In Europe, analog FM and AM are being replicated in the form of Digital Audio Broadcasting (DAB) and Digital Radio Mondiale (DRM). They will coexist with, and eventually replace, analog radio platforms that we have known for nearly 100 years.

A new study from ABI Research, "Digital Radio Automotive Markets" examines the major digital radio protocols and how they address mobile receivers, focusing on automotive markets. It dissects business issues, trends and technological advancements in detail, along with their potential market impact. According to ABI Research's director of automotive research, Frank Viquez, "2004 has been the year that digital radio really started to mature, as broadcasters and equipment vendors witness consumers warming up to the new technology."

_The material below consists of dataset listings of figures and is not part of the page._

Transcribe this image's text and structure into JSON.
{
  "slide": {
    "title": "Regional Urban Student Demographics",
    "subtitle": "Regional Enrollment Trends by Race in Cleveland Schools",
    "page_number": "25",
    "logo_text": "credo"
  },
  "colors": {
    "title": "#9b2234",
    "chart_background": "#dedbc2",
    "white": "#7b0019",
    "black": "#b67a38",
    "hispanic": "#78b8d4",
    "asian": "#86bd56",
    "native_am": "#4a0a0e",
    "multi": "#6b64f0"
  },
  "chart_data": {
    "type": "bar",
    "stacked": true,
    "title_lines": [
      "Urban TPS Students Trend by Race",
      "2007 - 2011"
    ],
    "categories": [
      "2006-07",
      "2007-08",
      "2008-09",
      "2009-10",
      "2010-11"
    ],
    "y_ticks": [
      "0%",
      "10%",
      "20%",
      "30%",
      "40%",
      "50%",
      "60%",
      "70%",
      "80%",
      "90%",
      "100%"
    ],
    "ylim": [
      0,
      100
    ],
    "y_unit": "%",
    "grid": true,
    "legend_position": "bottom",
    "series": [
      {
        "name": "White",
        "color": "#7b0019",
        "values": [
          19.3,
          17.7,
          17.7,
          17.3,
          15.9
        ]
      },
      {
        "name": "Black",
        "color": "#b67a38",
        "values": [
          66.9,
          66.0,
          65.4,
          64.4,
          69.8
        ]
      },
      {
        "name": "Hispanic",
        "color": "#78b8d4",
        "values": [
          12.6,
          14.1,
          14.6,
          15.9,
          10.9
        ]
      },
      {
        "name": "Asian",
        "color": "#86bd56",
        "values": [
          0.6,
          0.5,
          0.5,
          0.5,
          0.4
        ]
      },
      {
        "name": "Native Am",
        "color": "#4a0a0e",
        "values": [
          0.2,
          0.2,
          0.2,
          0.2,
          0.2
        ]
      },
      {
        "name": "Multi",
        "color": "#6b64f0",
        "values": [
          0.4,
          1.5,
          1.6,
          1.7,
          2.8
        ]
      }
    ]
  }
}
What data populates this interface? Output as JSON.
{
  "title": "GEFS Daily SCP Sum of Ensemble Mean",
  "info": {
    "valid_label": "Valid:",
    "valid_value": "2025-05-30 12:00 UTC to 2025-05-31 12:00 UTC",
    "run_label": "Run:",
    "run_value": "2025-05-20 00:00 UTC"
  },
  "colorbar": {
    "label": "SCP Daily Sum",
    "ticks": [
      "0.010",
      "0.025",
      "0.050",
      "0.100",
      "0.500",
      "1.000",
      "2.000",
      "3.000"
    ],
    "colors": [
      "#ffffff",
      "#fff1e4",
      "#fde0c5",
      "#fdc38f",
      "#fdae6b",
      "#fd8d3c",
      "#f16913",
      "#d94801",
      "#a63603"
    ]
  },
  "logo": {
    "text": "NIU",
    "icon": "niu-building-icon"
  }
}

Lured by falling IC prices as well as by digital's efficient spectrum use promising more channels and more revenue-driving data services, equipment makers have flocked to the new market, especially in Europe, the current single largest market for terrestrial digital.

Existing satellite broadcasters have not been idle either. Both Sirius Satellite Radio and XM Satellite Radio are waiting for final regulatory approval to expand their reach into Canada. This year marks the introduction of satellite radio-enabled dynamic navigation services through XM Satellite Radio's new NavTraffic Service. Digital radio's drawcards, explains Viquez, include dramatically improved audio quality, new revenues from specialized programming, and commercial data services such as real-time traffic information.